Kein Scherz! In Neuseeland machen die Methanemissionen aus der enterogenen Fermention, also Emissionen aus der tierischen Verdauung, die hauptsächlich von Schafen kommen, 90 Prozent der Treibhausgasemission aus! Methan gehört neben Kohlendioxid und Lachgas zu den klimaschädlichsten Gasen, auch Treibhausgase genannt.

Massenzüchtung zu Produktionszwecken wirkt sich also aufgrund des Verdauungsprozesses von Lebewesen, negativ auf den Treibhauseffekt aus. Dies ist übrigens bei Rindern und der Rinder-Massenhaltung für unseren extrem hohen Fleisch- und Milchkonsum sowie die Lederindustrie der Fall.

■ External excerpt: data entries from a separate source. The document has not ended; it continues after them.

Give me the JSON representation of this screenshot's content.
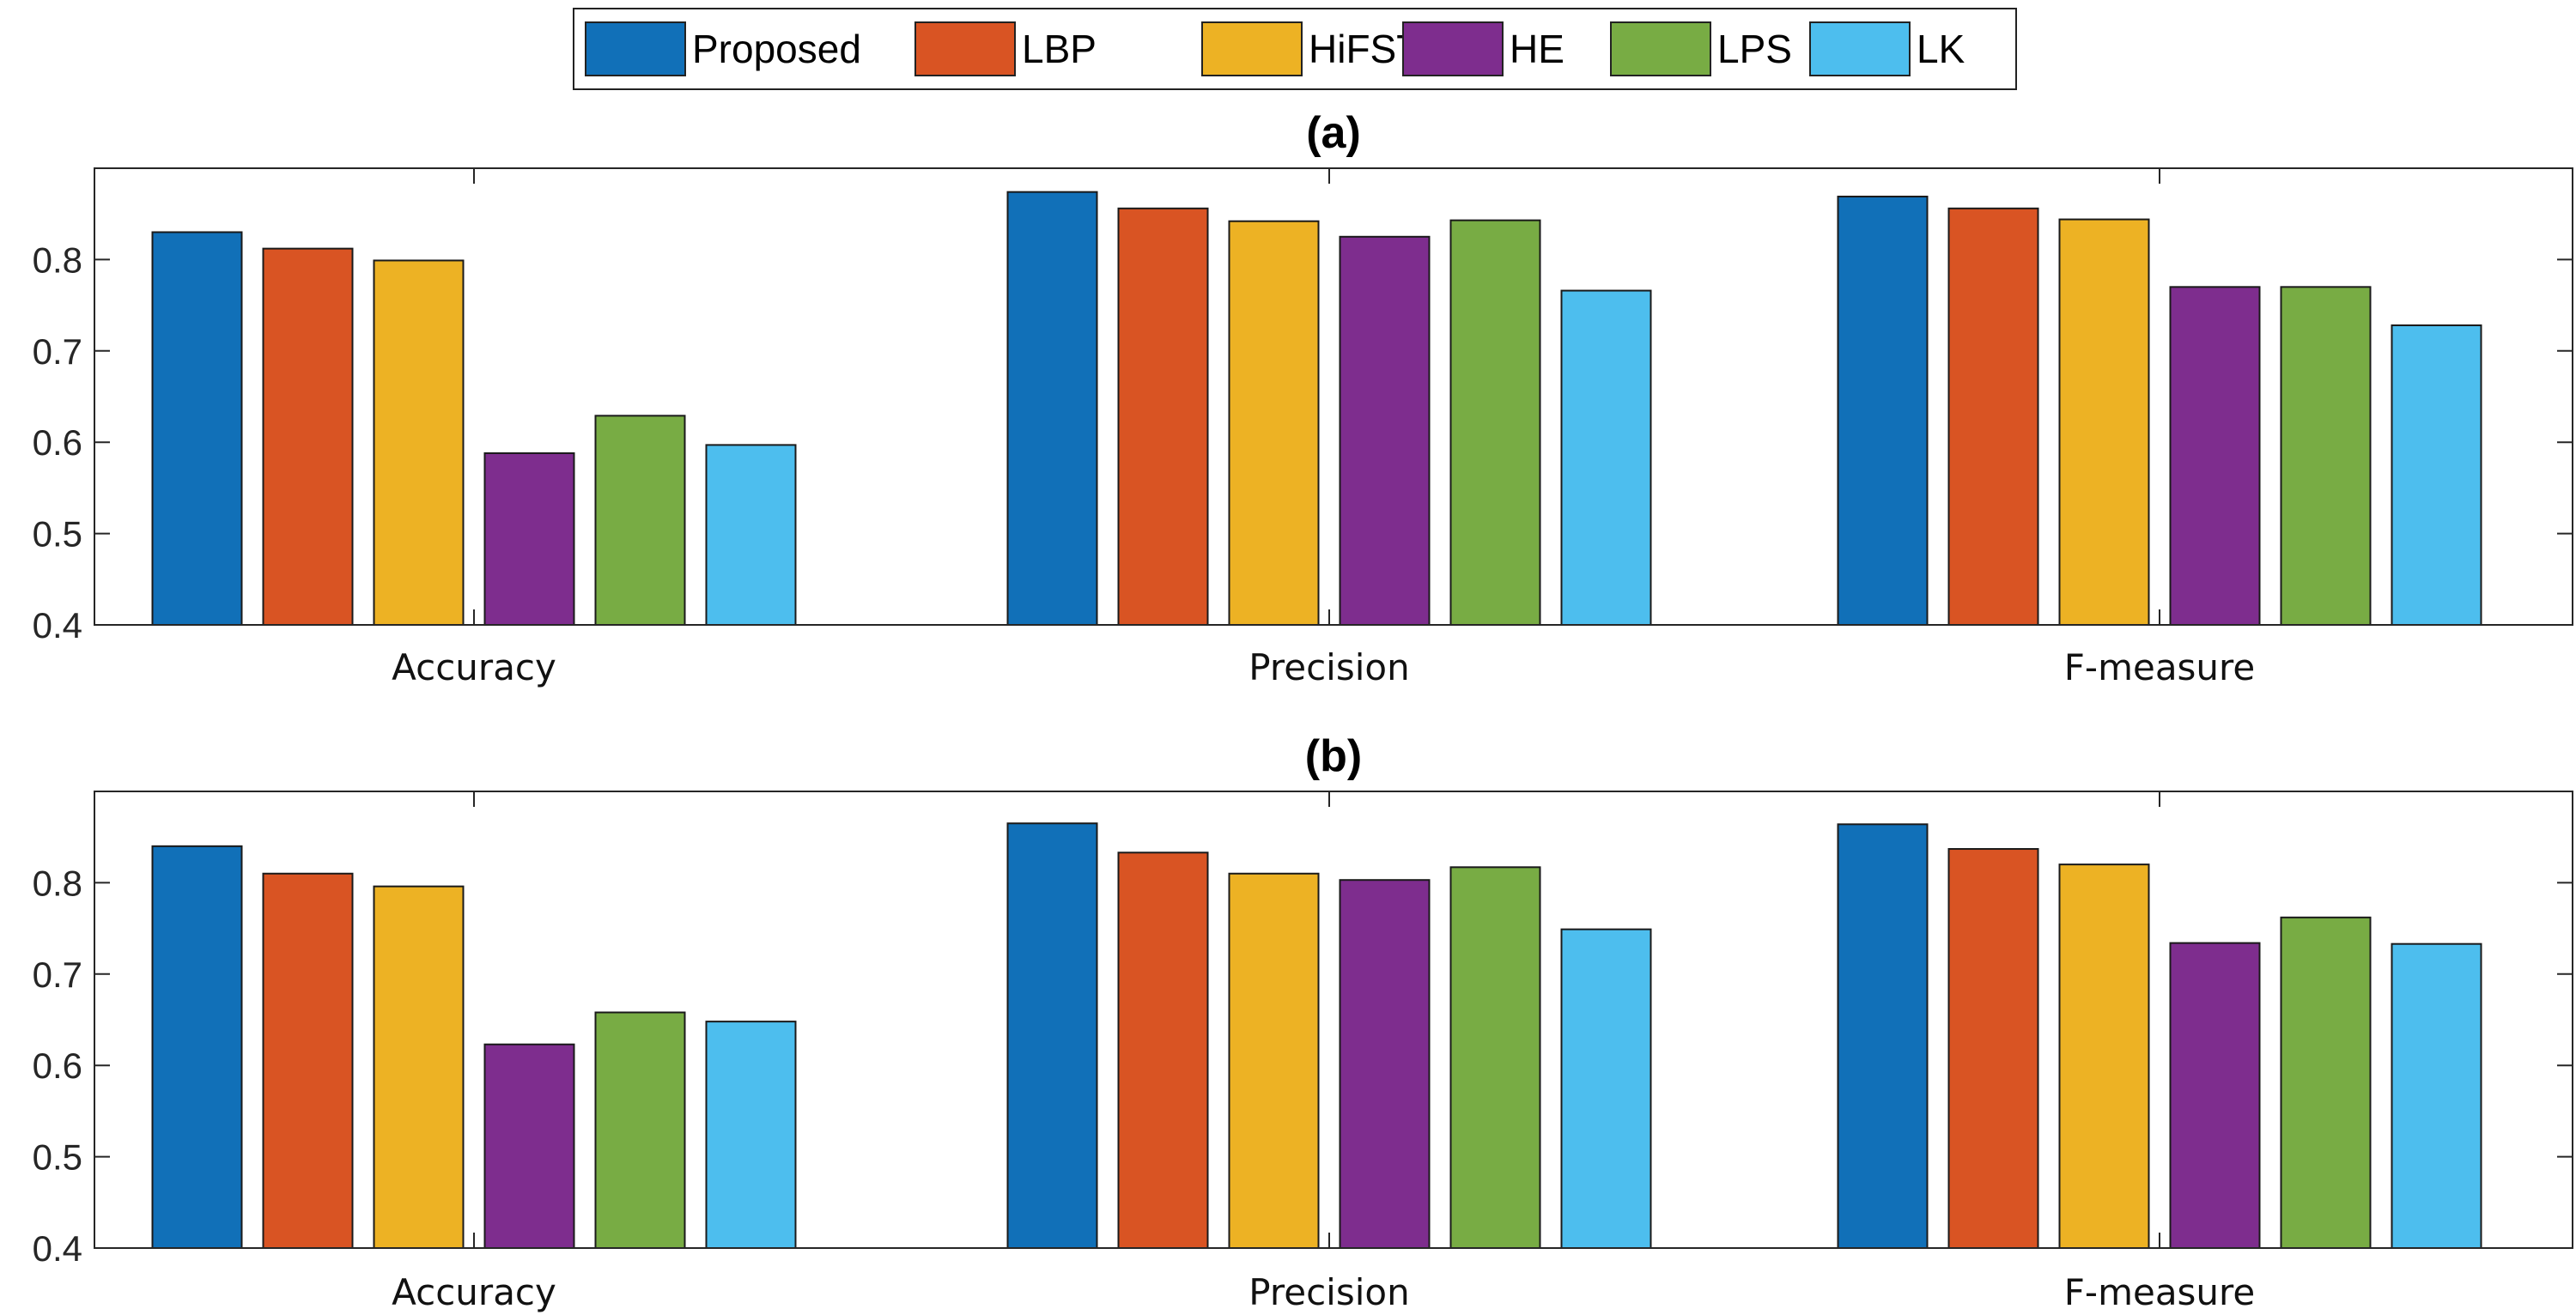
{
  "chart_data": [
    {
      "type": "bar",
      "title": "(a)",
      "categories": [
        "Accuracy",
        "Precision",
        "F-measure"
      ],
      "series": [
        {
          "name": "Proposed",
          "color": "#1170B8",
          "values": [
            0.83,
            0.874,
            0.869
          ]
        },
        {
          "name": "LBP",
          "color": "#D95423",
          "values": [
            0.812,
            0.856,
            0.856
          ]
        },
        {
          "name": "HiFST",
          "color": "#EDB224",
          "values": [
            0.799,
            0.842,
            0.844
          ]
        },
        {
          "name": "HE",
          "color": "#7E2D8E",
          "values": [
            0.588,
            0.825,
            0.77
          ]
        },
        {
          "name": "LPS",
          "color": "#78AC44",
          "values": [
            0.629,
            0.843,
            0.77
          ]
        },
        {
          "name": "LK",
          "color": "#4DBEEE",
          "values": [
            0.597,
            0.766,
            0.728
          ]
        }
      ],
      "ylim": [
        0.4,
        0.9
      ],
      "yticks": [
        "0.4",
        "0.5",
        "0.6",
        "0.7",
        "0.8"
      ],
      "xlabel": "",
      "ylabel": ""
    },
    {
      "type": "bar",
      "title": "(b)",
      "categories": [
        "Accuracy",
        "Precision",
        "F-measure"
      ],
      "series": [
        {
          "name": "Proposed",
          "color": "#1170B8",
          "values": [
            0.84,
            0.865,
            0.864
          ]
        },
        {
          "name": "LBP",
          "color": "#D95423",
          "values": [
            0.81,
            0.833,
            0.837
          ]
        },
        {
          "name": "HiFST",
          "color": "#EDB224",
          "values": [
            0.796,
            0.81,
            0.82
          ]
        },
        {
          "name": "HE",
          "color": "#7E2D8E",
          "values": [
            0.623,
            0.803,
            0.734
          ]
        },
        {
          "name": "LPS",
          "color": "#78AC44",
          "values": [
            0.658,
            0.817,
            0.762
          ]
        },
        {
          "name": "LK",
          "color": "#4DBEEE",
          "values": [
            0.648,
            0.749,
            0.733
          ]
        }
      ],
      "ylim": [
        0.4,
        0.9
      ],
      "yticks": [
        "0.4",
        "0.5",
        "0.6",
        "0.7",
        "0.8"
      ],
      "xlabel": "",
      "ylabel": ""
    }
  ],
  "legend": {
    "placement": "top-center",
    "entries": [
      "Proposed",
      "LBP",
      "HiFST",
      "HE",
      "LPS",
      "LK"
    ]
  }
}
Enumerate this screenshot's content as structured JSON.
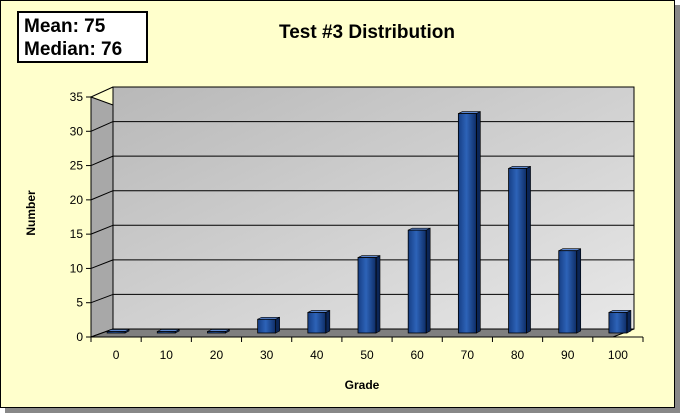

Sie wollen auch keine Boots mehr aus tierischen Produkten kaufen? Dann haben wir folgenden Tipp für Sie:

Die Form der UGGs finden sich in vielen Schuhläden. Achten Sie bei Ihrem Kauf einfach darauf, dass es sich um eine vegane Produktion der Schuhe handelt – die gibt es nämlich auch. Nennenswert sind in diesem Fall auch die Snug Boots vom Label "Vegetarian Shoes" sowie "Reneeze", "Airwalk", "Fourever Funky" und viele weitere. Ihr Fußbett können Sie mit Schuheinlagen stabilisieren. Im Zweifel und sofern Sie bereits Fußprobleme haben, berät Sie da ein Orthopäde.